The design of target-specific molecules such as small molecules, peptides, and antibodies is vital for biological research and drug discovery. Existing generative methods are restricted to single-domain molecules, failing to address versatile therapeutic needs or utilize cross-domain transferability to enhance model performance. In this paper, we introduce Unified generative Modeling of 3D Molecules (UniMoMo), the first framework capable of designing binders of multiple molecular domains using a single model. In particular, UniMoMo unifies the representations of different molecules as graphs of blocks, where each block corresponds to either a standard amino acid or a molecular fragment. Subsequently, UniMoMo utilizes a geometric latent diffusion model for 3D molecular generation, featuring an iterative full-atom autoencoder to compress blocks into latent space points, followed by an E(3)-equivariant diffusion process. Extensive benchmarks across peptides, antibodies, and small molecules demonstrate the superiority of our unified framework over existing domain-specific models, highlighting the benefits of multi-domain training.

Paper Structure

This paper contains 38 sections, 13 equations, 6 figures, 12 tables, 5 algorithms.

Figures (6)

  • Figure 1: Given the binding site on the target protein, our UniMoMo is capable of generating diverse molecular binders, including peptides, antibodies, and small molecules.
  • Figure 2: Overview of our UniMoMo. (A) Graph of blocks as the unified representation for peptides, antibodies, and small molecules. (B) The proposed unified generative framework for 3D molecular binder design involves an iterative full-atom autoencoder and a diffusion model implemented in the latent space. The autoencoder compresses the atomic details of each block into single latent points and reconstructs them by first predicting block types for the latent points, followed by iterative generation of the full-atom geometries.
  • Figure 3: Different types of binders generated by UniMoMo on the same binding site on a GPCR (PDB ID: 8U4R). The distribution of Rosetta interface energy is calculated for 100 generated peptides and antibodies. And Vina score is used for evaluation of the 100 generated small molecules.
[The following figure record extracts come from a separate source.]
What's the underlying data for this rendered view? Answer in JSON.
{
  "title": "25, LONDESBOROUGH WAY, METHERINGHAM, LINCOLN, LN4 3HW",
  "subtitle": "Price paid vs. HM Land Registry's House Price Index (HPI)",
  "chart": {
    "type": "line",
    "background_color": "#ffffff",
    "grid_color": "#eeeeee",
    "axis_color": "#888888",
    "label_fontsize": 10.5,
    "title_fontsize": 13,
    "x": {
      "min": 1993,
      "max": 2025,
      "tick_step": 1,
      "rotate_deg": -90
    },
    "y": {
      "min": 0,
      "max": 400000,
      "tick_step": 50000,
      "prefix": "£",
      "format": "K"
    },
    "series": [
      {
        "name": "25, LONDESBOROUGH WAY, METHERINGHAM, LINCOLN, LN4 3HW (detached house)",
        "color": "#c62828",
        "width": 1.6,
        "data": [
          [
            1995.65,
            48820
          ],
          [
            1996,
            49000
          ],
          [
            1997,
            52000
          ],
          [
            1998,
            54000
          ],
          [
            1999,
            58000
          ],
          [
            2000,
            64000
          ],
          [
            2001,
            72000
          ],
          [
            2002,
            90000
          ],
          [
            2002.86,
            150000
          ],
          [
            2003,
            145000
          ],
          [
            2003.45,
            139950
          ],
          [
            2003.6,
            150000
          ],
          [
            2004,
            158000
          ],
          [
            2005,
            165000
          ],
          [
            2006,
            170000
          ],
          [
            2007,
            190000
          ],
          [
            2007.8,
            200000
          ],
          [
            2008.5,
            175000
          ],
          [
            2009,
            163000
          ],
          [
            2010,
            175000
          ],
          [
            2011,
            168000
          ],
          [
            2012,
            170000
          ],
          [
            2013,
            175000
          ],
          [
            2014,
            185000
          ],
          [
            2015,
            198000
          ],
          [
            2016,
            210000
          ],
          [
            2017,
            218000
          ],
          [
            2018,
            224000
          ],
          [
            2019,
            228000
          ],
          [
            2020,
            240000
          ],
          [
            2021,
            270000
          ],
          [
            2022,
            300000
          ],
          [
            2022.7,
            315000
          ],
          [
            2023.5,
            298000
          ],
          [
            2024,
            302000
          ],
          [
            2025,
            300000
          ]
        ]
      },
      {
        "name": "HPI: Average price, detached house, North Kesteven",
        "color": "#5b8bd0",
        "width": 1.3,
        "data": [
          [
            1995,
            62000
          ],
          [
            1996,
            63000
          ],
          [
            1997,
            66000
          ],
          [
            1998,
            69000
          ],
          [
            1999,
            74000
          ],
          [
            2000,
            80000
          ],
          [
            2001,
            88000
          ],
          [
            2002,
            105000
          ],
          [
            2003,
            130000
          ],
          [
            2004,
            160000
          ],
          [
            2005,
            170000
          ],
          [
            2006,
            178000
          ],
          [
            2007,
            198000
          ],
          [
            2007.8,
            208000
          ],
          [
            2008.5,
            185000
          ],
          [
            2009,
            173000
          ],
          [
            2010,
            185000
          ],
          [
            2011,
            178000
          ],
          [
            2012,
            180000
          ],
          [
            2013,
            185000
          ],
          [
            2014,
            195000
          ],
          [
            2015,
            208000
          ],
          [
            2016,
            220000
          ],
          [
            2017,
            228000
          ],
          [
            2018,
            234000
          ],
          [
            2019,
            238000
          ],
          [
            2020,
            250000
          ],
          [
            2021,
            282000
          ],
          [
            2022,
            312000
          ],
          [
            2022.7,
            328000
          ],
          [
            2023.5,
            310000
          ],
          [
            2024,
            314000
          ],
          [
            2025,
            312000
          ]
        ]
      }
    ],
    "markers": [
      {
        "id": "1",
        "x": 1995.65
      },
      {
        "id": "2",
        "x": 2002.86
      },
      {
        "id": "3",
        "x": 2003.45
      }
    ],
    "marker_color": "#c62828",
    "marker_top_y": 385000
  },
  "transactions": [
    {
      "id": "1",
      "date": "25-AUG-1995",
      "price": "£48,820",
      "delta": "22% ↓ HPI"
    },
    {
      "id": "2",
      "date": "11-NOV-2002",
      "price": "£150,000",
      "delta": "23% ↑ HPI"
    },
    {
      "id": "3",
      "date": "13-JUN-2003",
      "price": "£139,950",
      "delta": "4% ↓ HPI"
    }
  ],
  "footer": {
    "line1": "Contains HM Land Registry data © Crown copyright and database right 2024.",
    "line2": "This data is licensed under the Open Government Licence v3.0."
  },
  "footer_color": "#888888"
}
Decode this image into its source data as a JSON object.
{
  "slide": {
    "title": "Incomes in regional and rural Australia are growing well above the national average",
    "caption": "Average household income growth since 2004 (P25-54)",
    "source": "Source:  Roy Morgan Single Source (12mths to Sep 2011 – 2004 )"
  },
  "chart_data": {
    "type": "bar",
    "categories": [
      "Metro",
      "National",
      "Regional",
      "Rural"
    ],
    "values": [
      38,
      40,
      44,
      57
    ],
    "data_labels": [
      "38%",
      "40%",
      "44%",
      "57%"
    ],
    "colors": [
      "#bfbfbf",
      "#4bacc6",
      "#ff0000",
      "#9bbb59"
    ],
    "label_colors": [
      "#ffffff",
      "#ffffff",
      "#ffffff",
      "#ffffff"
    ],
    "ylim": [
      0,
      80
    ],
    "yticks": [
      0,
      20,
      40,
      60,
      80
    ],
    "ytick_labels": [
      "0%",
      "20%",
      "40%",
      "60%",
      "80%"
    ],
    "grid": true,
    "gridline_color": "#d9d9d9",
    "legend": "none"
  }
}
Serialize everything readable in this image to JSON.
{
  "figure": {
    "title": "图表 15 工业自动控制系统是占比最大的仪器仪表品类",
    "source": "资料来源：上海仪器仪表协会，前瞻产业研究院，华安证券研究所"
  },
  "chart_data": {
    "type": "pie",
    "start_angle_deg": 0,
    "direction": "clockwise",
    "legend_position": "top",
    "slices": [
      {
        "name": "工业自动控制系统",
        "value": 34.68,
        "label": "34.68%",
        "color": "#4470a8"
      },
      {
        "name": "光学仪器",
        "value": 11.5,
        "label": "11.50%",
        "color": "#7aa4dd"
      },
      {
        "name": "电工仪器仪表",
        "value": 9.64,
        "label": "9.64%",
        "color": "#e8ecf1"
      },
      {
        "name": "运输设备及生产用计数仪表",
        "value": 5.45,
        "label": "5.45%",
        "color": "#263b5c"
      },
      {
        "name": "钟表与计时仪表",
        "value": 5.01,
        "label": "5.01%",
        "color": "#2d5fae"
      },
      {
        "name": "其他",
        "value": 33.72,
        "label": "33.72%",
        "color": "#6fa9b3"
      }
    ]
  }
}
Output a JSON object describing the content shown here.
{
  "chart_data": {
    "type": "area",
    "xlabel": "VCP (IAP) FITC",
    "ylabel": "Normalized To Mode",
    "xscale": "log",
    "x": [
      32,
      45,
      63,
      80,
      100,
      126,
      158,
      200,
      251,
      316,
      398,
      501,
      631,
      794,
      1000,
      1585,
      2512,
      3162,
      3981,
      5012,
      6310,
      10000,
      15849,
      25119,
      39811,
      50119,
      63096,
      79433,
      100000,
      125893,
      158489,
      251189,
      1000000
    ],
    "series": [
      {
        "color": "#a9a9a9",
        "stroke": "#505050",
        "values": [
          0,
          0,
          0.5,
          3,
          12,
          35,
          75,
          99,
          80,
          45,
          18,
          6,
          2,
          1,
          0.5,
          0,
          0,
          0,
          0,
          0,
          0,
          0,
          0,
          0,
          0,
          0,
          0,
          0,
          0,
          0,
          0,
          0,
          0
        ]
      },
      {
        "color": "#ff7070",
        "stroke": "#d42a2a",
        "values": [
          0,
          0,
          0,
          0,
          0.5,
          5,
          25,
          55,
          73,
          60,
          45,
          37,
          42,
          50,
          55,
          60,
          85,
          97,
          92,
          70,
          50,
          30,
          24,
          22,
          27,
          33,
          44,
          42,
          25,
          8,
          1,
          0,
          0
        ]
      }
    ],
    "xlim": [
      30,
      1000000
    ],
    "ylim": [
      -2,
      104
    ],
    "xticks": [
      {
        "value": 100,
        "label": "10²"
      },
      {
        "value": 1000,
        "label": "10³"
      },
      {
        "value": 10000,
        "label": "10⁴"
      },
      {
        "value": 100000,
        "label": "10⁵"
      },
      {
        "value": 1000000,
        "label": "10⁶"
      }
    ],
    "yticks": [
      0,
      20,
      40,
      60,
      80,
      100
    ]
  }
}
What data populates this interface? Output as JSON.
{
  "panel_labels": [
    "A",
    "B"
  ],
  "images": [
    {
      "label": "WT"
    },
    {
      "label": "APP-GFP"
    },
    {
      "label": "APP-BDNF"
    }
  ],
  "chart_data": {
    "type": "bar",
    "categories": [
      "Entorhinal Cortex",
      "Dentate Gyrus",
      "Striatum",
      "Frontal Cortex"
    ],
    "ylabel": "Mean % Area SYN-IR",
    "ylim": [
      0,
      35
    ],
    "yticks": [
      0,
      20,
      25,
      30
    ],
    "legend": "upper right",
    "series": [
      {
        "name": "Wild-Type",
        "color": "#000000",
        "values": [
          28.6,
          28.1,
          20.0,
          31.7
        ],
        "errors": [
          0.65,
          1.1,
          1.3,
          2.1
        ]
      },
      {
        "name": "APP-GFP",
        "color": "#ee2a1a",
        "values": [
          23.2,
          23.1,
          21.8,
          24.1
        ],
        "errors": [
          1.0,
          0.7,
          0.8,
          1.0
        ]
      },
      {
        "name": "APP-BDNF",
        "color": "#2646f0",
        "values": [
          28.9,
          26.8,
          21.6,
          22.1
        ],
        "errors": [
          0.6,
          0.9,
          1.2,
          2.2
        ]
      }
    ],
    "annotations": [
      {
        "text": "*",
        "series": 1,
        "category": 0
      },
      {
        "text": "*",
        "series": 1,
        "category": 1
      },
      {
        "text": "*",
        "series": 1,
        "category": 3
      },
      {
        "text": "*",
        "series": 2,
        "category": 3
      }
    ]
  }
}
The orange box on the molecular topology graph highlights a structure similar to the side chain of Arginine, while the red boxes denote amide connections.
  • Figure 4: Validation loss curves for the latent diffusion model trained on VAE latent spaces with varying KL weights, where $\lambda_1$ and $\lambda_2$ indicate the KL weights on the invariant and the equivariant latent variables, respectively, as in Eq. \ref{['eq:kl']}.
  • Figure 5: Designed peptides, antibodies, and small molecules, as well as their in silico binding affinity distributions, for the same binding site on (A) SARS receptor binding domain (PDB ID: 2GHW) and (B) cluster of differentiation 38 (PDB ID: 4CMH).